Shortly after, Philips released a statement criticizing Russian military aggression and claiming it had reduced its activities in Russia, including halting shipments of its consumer health products (except for certain baby care products) and suspending marketing activities.
“We are focusing our remaining activities in Russia on the delivery of medical systems, devices and spare parts to health care providers,” the company said.
However, it is not just medical devices that remain available on Philips’ Russian online store: as of early February, Russians could still buy coffee machines, hairdryers and TV sets.
Wella
German cosmetics manufacturer Wella announced in May that it was halting deliveries to Russia after almost 30 years.
Russian businesses have apparently had a hard time finding substitutes for Wella hair products, which were very popular in Russian beauty salons.
“We have been working with Wella products for more than 15 years,” said Irina Dimchenko, the owner of a chain of beauty salons in Moscow.
“Many of our regular clients didn’t want another hair dye, but starting from September all our stocks had run out and we had to find alternatives… Fortunately, there is still a big choice of good, professional hair products,” she told The Moscow Times.

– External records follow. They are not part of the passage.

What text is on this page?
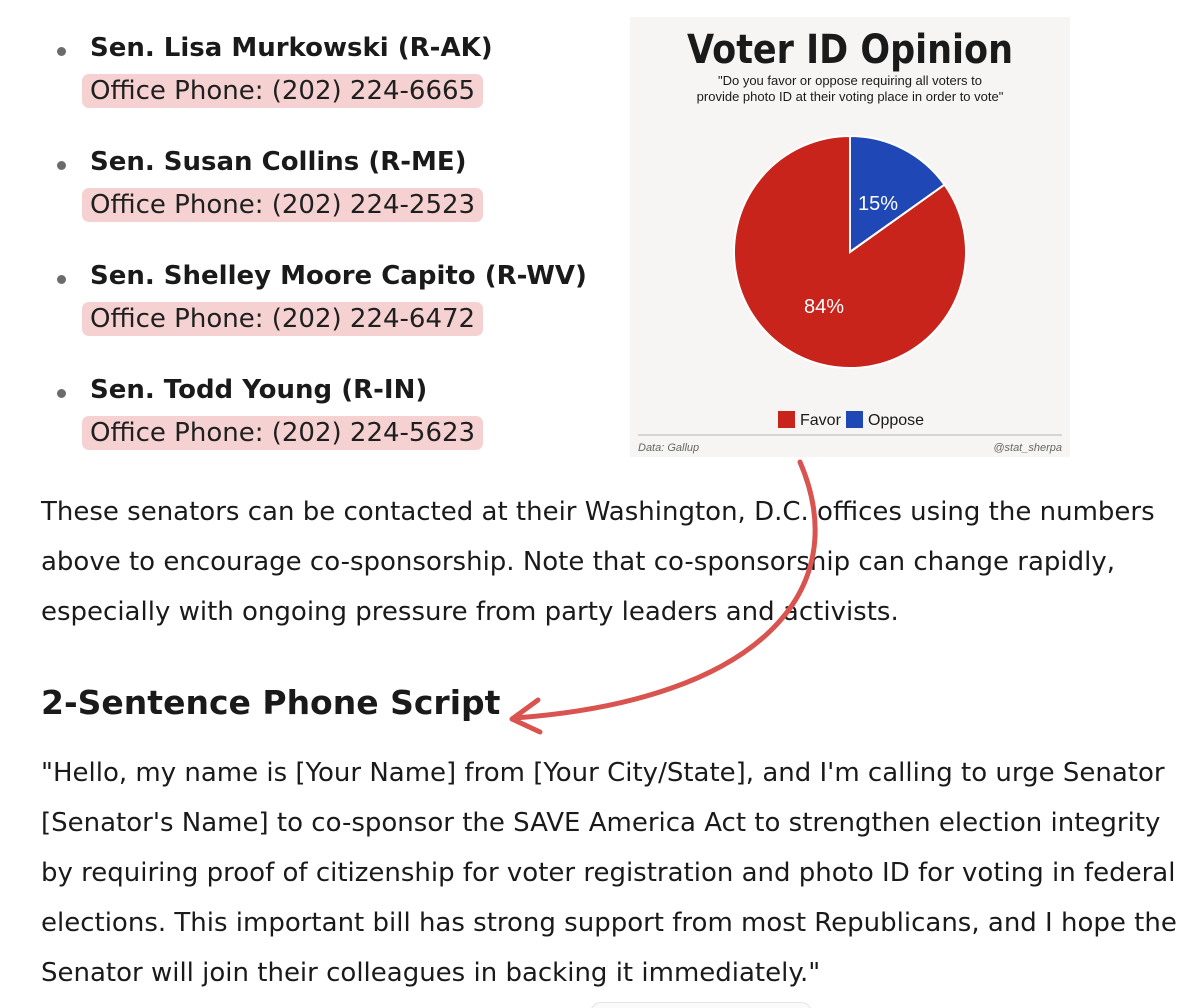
Sen. Lisa Murkowski (R-AK)
Office Phone: (202) 224-6665
Sen. Susan Collins (R-ME)
Office Phone: (202) 224-2523
Sen. Shelley Moore Capito (R-WV)
Office Phone: (202) 224-6472
Sen. Todd Young (R-IN)
Office Phone: (202) 224-5623
Voter ID Opinion
"Do you favor or oppose requiring all voters to
provide photo ID at their voting place in order to vote"
15%
84%
Favor Oppose
Data: Gallup	@stat_sherpa

These senators can be contacted at their Washington, D.C. offices using the numbers
above to encourage co-sponsorship. Note that co-sponsorship can change rapidly,
especially with ongoing pressure from party leaders and activists.

2-Sentence Phone Script

"Hello, my name is [Your Name] from [Your City/State], and I'm calling to urge Senator
[Senator's Name] to co-sponsor the SAVE America Act to strengthen election integrity
by requiring proof of citizenship for voter registration and photo ID for voting in federal
elections. This important bill has strong support from most Republicans, and I hope the
Senator will join their colleagues in backing it immediately."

“I used to work in the Soviet Union when there were no normal hair dyes at all and I am really afraid that we could return to that again.”
Cofix
The Israeli coffee chain is one of Russia’s market leaders with more than 270 coffee shops in cities from Moscow and St. Petersburg to Irkutsk in Siberia and Sochi on the Black Sea.
Forbes Russia last year listed Cofix among Russia’s 10 most profitable franchises worth over 5 million rubles. And it was included on a list of the top 10 coffee chains visited by Russians following Starbucks’ exit, according to research by media outlet RBC.
Cofix has made no official statement on their position toward the invasion and appears to not be planning to leave. On the contrary, it announced expansion plans in August.
L’Occitane
In the weeks after the invasion, French beauty brand L’Occitane said it wouldn’t leave Russia, claiming it wanted to protect its local staff from “retaliation.” But public criticism led to L’Occitane announcing the closure of its Russian stores.
In a statement, the company condemned the invasion of Ukraine and said it would no longer conduct any operations in Russia — nor supply products to Russian retailers.
But this was not the end of the L’Occitane saga. By June, the company had reportedly changed its plans once again, deciding to return to Russia under the name “L’Occitane” (although it was now written in Cyrillic). Rostislav Kovalenko, the ex-head of the company in Russia, and three top managers became the owners of the revamped chain.
This means that while L’Occitane is no longer operating in Russia on paper, nothing has changed for Russian customers. All of the company’s 112 stores remain open — and the products they sell are exactly the same.